Pelajaran dari Kasus Penolakan Klaim Flexi Care
A
A
A
Hotbonar Sinaga
Ketua Sekolah Tinggi Manajemen Risiko & Asuransi (STIMRA)
RABU 18 Oktober 2017 STIMRA bekerja sama dengan Lembaga Pendidikan Asuransi Indonesia (LPAI) menyelenggarakan seminar untuk membedah kasus penolakan klaim asuransi kesehatan Hospital Cash Plan. Seminar yang diselenggarakan dunia kampus ini bertujuan untuk memperoleh solusi dari kasus tersebut dengan meminta Dr Kornelius Simanjuntak, seorang doktor ilmu hukum, sebagai pembicara utama. Penyampaian makalahnya ditanggapi tiga orang panelis, yaitu Ketua Pengurus Harian Yayasan Lembaga Konsumen Tulus Abadi SH dan dua praktisi hukum asuransi Dr Ketut Sendra serta Hendro Saryanto SH MH.
Selama ini rujukan Perjanjian Asuransi (”Polis”) masih mengacu pada KUHD yang telah berumur 170 tahun.

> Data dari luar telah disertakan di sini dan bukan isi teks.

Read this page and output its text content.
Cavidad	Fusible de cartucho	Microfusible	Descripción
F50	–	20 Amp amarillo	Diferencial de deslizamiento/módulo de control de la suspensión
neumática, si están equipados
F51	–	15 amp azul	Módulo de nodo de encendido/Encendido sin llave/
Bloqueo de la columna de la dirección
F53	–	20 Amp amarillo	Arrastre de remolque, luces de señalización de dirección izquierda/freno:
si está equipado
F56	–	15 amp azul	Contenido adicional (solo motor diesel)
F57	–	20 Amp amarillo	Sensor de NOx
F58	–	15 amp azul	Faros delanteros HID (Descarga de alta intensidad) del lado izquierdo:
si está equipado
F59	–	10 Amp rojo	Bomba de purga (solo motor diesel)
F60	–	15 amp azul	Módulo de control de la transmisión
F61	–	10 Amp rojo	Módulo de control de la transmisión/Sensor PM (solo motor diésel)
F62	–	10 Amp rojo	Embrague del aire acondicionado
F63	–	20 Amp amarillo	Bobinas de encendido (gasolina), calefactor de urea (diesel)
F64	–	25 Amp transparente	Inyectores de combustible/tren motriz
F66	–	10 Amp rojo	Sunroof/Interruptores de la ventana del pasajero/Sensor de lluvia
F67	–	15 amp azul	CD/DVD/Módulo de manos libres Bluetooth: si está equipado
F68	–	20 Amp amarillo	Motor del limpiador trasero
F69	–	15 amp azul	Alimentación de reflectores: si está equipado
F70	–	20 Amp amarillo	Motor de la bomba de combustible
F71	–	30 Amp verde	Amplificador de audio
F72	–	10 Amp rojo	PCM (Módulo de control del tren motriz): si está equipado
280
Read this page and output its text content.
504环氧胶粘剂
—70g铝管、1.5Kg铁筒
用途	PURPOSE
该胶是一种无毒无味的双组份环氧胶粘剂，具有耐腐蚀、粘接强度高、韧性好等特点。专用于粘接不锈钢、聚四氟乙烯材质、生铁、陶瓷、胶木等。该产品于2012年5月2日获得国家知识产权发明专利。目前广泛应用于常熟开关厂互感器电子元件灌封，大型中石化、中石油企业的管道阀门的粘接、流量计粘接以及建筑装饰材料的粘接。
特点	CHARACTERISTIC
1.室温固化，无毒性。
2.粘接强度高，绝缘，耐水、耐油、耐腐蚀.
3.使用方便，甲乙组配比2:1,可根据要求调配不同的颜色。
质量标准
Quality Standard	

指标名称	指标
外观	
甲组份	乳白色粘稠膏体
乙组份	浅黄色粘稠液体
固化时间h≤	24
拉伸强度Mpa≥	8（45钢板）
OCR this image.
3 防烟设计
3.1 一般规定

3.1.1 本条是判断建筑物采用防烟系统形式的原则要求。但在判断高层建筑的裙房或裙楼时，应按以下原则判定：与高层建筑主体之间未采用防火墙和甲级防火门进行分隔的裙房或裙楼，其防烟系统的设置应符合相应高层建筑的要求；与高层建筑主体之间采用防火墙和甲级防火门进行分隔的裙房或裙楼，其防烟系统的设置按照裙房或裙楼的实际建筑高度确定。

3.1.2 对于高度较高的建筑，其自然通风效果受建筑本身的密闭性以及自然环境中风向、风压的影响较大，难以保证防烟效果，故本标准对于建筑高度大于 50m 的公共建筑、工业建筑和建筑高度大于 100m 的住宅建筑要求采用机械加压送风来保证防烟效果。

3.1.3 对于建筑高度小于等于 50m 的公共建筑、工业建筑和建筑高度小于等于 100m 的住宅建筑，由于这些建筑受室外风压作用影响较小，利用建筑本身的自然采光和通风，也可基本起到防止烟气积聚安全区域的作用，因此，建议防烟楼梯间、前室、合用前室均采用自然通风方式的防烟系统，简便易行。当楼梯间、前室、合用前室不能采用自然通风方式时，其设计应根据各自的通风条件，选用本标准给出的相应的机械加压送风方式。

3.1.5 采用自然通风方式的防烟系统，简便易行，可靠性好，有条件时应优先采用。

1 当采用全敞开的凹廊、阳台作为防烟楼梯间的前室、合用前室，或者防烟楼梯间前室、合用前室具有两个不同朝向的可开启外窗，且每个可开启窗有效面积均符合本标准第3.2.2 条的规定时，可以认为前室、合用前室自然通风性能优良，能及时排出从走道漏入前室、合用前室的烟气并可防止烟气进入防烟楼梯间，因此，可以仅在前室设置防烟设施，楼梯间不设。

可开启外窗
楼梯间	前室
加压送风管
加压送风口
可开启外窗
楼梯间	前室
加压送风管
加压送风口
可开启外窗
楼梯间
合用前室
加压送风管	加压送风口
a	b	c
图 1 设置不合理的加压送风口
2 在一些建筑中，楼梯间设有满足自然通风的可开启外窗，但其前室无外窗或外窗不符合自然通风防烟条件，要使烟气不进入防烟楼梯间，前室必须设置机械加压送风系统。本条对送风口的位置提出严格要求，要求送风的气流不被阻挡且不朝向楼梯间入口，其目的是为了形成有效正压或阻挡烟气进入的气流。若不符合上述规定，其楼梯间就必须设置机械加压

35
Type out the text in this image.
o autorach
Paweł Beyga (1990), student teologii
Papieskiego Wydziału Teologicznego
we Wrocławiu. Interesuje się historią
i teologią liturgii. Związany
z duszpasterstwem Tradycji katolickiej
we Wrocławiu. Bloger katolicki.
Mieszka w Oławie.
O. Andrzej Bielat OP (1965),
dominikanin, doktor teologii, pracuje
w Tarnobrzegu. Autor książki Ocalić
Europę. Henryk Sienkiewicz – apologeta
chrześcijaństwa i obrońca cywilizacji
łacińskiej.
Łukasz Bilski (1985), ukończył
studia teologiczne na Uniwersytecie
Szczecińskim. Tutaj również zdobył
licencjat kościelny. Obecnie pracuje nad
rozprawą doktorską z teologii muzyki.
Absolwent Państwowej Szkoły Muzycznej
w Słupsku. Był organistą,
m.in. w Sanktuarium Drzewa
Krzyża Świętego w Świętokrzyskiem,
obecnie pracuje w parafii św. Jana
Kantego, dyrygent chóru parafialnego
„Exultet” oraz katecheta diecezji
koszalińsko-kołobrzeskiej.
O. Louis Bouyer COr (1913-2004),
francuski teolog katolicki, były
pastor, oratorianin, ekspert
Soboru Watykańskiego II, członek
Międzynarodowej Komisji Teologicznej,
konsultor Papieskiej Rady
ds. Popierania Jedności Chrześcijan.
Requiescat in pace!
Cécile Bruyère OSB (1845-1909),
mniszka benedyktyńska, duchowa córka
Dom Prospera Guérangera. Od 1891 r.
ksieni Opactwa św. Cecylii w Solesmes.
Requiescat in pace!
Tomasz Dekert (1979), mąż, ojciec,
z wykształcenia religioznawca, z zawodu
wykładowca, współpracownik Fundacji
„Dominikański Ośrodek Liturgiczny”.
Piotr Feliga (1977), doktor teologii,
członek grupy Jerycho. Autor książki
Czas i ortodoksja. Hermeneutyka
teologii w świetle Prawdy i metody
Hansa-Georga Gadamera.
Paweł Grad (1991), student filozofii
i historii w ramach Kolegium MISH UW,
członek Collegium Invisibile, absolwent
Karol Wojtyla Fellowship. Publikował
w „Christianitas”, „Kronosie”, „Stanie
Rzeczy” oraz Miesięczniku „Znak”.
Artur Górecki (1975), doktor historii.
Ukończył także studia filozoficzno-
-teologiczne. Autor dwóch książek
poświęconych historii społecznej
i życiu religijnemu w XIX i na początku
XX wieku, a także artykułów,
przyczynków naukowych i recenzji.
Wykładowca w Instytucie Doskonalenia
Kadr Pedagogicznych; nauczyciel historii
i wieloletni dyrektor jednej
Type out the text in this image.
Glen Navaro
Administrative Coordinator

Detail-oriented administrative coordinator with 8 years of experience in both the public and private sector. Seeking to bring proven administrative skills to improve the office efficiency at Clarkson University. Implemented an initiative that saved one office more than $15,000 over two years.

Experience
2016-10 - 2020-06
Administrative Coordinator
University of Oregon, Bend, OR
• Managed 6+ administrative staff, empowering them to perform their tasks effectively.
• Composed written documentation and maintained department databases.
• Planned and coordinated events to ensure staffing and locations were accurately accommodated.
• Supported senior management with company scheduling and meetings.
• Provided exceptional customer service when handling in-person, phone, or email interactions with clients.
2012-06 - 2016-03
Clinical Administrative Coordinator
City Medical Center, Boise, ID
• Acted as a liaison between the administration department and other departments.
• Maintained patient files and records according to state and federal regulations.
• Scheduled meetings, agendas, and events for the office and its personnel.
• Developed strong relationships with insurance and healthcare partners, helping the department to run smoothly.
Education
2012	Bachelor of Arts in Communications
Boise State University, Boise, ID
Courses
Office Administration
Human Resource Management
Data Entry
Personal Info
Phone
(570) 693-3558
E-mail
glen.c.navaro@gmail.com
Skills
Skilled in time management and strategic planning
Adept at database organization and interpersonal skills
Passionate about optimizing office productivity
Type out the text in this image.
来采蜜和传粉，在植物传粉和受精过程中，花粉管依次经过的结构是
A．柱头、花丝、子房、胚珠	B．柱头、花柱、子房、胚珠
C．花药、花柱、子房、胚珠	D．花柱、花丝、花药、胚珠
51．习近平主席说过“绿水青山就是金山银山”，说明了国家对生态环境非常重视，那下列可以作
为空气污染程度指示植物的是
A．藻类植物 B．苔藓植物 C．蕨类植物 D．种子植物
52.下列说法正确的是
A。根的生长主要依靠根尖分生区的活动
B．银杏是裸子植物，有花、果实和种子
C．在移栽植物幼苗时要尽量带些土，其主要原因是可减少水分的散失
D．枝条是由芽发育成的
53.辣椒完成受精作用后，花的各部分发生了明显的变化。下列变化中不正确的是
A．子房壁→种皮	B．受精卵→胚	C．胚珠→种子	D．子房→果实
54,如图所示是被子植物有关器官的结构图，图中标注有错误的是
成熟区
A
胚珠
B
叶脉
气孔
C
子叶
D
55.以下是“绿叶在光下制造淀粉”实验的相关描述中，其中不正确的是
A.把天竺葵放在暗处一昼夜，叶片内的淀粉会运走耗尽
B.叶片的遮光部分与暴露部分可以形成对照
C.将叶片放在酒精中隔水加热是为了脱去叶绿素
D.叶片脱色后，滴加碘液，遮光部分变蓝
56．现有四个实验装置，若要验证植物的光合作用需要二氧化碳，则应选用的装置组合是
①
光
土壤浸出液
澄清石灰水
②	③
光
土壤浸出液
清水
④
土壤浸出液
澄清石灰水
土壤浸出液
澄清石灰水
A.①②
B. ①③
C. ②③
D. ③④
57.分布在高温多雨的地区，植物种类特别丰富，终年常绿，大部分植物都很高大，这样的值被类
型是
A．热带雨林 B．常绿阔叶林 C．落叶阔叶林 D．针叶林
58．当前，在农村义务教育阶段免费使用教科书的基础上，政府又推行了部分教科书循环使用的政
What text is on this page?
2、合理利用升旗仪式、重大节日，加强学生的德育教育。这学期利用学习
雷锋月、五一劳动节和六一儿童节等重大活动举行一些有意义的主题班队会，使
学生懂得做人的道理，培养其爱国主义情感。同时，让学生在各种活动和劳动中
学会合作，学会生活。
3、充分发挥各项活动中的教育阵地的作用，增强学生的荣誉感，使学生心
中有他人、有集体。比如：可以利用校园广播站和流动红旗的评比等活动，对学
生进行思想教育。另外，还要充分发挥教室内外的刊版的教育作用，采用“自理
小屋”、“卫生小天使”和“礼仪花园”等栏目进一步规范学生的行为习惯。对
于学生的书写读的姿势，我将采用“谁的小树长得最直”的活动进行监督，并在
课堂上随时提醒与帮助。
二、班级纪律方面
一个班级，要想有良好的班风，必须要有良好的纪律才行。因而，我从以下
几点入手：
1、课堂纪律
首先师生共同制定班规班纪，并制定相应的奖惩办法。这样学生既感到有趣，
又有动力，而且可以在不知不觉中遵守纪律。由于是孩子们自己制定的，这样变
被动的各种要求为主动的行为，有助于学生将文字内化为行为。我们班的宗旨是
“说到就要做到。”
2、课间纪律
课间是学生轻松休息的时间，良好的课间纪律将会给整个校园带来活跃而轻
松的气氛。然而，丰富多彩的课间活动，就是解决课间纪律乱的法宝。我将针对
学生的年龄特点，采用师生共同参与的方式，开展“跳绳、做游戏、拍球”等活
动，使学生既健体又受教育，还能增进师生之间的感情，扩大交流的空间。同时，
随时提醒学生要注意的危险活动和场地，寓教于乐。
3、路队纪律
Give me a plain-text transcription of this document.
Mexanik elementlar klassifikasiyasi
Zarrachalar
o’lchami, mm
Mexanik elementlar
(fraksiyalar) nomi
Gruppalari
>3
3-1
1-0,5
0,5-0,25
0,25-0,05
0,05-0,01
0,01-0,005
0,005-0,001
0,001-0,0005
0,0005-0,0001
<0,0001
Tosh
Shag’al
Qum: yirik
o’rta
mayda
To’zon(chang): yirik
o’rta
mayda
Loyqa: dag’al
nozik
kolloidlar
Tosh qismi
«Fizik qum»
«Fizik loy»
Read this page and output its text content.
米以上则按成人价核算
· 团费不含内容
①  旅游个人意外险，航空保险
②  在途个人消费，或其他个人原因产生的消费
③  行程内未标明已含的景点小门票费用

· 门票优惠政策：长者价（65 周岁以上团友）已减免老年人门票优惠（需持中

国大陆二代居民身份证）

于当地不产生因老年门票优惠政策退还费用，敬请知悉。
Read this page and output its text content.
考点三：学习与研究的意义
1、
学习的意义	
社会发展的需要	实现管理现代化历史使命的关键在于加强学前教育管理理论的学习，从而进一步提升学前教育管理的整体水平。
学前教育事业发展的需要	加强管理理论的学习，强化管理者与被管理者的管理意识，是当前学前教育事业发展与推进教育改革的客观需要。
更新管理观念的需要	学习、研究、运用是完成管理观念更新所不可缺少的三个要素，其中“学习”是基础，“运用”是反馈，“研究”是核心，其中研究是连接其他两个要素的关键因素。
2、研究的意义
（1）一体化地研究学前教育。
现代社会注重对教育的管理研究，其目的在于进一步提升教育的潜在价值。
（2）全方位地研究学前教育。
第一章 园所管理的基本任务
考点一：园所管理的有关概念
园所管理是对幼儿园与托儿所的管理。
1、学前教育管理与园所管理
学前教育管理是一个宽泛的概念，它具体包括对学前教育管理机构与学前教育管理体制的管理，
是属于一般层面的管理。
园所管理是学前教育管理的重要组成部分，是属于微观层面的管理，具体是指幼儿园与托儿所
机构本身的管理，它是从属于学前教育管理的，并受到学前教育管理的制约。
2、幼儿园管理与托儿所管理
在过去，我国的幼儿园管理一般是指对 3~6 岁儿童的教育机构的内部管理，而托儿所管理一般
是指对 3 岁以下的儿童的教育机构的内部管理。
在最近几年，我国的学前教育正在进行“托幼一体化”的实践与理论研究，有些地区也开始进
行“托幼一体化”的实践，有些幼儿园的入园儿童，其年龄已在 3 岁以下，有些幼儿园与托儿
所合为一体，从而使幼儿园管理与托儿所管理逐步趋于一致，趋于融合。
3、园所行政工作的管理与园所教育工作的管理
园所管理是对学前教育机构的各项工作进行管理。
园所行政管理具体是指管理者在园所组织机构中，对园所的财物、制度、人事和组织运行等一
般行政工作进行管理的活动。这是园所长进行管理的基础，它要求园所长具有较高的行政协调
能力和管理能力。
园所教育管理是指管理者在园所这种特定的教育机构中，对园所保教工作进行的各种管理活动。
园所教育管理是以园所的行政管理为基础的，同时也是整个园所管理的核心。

Kita juga sudah memiliki UU Perasuransian No 40 Tahun 2014 tentang Perasuransian. UU tersebut substansinya tentang bagaimana menjalankan usaha perasuransian dan tidak membahas secara khusus mengenai Perjanjian Asuransi. Konsep UU tentang Perjanjian Asuransi pernah disusun tahun 1990-an, namun belum ada berita kelanjutannya.
Pembicara utama yang sangat menguasai ilmu hukum asuransi dan berpengalaman sebagai praktisi asuransi lebih dari 40 tahun itu menyampaikan bahwa perjanjian atau kontrak asuransi pada dasarnya adalah kontrak indemnitas (contract of indemnity). Kontrak ini membatasi besarnya ganti kerugian yang harus dibayar perusahaan asuransi sebagai penanggung dalam hal terjadinya kerugian tertanggung (klaim), maksimum sebesar kerugian yang diderita oleh tertanggung. Posisi atau kondisi keuangan tertanggung sesudah dan sebelum terjadinya klaim tidak boleh diuntungkan. Ini yang disebut ganti rugi yang berimbang. Pengecualian adalah dalam polis asuransi jiwa yang berkaitan dengan mati-hidupnya seseorang bukanlah kontrak indemnitas, melainkan kontrak manfaat (contract of benefit).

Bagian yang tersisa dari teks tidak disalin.